There is a clear transition of power happening in Latin America. There has been a widespread rejection of the elite’s monopoly of power, which was inherited from Spanish Colonialism and was unconditionally backed by the United States governments for the past century. This rejection has resulted in the replacement of military dictatorships with democratic processes over the past two decades. Given that the economic elite largely maintained political power at the beginning of the transition from military dictatorship to democracy, the elite thought their monopoly was invincible and that their economic domination and privileges would be enough to maintain a monopoly on political power.[i]

Other origins of the violence in Central America, however, are also relatively easy to identify, as the following illustrates. As early as 1935, the real role of the US military was noted by some of those within the US armed forces. In a piece entitled ‘War is a Racket’, Major General Smedley Butler declared:

I spent 33 years … in active military service and during that period I spent most of my time as a high class muscle man for Big Business, for Wall Street and the bankers. In short, I was a racketeer, a gangster for capitalism. I helped make Mexico … safe for American oil interests in 1914. I helped make Haiti and Cuba a decent place for the National City Bank boys to collect revenues in. I helped in the raping of half a dozen Central American republics for the benefit of Wall Street. I helped purify Nicaragua for the International Banking House of Brown Brothers in 1902 – 1912. I brought light to the Dominican Republic for the American sugar interests in 1916. I helped make Honduras right for the American fruit companies in 1903. In China in 1927 I helped see to it that Standard Oil went on its way unmolested.[ii]

This chapter covers a range of aspects of violence in the region. In some cases, the material here could not be included in Chapter 9 of the book.

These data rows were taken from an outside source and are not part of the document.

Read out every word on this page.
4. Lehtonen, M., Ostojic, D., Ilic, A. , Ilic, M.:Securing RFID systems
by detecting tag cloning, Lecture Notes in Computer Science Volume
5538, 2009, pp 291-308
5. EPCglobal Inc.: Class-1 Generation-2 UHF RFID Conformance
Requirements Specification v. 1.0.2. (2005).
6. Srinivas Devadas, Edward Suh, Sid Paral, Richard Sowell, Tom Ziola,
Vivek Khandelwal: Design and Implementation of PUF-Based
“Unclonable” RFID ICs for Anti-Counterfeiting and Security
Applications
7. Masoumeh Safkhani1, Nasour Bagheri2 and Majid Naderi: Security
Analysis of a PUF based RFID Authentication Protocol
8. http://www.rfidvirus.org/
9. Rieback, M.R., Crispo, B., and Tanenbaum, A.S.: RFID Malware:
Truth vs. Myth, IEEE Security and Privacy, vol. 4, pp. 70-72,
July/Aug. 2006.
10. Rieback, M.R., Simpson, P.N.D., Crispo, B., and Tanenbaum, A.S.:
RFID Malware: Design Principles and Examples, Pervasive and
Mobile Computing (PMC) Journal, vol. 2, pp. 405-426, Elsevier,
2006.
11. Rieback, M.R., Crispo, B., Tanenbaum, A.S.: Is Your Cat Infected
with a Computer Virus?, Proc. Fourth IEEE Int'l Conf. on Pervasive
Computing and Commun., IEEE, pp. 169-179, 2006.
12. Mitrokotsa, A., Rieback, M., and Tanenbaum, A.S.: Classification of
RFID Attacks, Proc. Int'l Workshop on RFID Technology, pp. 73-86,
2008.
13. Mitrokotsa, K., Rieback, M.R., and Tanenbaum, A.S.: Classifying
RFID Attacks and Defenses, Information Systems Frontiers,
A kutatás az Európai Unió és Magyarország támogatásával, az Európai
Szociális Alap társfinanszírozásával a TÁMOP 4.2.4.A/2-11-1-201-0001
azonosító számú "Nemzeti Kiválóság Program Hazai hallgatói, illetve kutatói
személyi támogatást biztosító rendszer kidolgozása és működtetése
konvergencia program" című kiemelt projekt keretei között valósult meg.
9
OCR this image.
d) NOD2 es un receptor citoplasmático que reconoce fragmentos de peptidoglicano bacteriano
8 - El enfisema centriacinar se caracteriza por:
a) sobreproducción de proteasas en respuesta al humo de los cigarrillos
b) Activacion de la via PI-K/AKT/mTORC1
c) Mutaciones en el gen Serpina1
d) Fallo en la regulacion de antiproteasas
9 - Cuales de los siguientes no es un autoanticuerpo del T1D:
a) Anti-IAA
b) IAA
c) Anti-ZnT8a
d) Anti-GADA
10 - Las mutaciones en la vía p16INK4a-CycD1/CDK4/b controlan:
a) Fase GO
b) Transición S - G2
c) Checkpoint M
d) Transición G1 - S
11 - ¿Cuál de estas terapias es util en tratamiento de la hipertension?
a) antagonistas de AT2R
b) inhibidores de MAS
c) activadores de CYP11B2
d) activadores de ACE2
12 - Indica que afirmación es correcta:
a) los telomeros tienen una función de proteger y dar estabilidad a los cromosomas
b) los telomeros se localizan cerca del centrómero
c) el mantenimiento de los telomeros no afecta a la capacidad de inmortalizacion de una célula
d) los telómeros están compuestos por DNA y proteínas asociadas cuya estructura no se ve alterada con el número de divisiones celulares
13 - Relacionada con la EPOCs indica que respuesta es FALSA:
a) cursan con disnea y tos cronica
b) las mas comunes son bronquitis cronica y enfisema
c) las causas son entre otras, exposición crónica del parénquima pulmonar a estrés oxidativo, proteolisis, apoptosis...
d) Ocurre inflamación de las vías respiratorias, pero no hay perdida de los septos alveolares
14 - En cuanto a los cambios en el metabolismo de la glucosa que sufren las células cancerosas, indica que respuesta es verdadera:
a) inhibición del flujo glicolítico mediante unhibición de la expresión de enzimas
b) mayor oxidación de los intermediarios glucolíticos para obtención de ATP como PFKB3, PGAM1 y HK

In other cases, some items which have been included in the book are also included here, but in an expanded form.

Keywords: Human rights abuses | Authoritarianism | Drug trafficking | Oligarchies | Impunity | Death squads | US Central Intelligence Agency (CIA) | Social cleansing | Femicide | Coup in Honduras | Gangs / ‘maras’ | ‘Plan mano dura’ | Prison fires | International Commission Against Impunity in Guatemala (CICIG)


[i] Centro de Intercambio y Solidaridad (2009) ‘CIS condemns military coup in Honduras’, San Salvador: CIS, 29 June 2009.
[ii] Major General Smedley Darlington Butler (1935) ‘War is a Racket’, available at: www.ratical.com/ratville/CAH/warisaracket.html (accessed 18.03.10).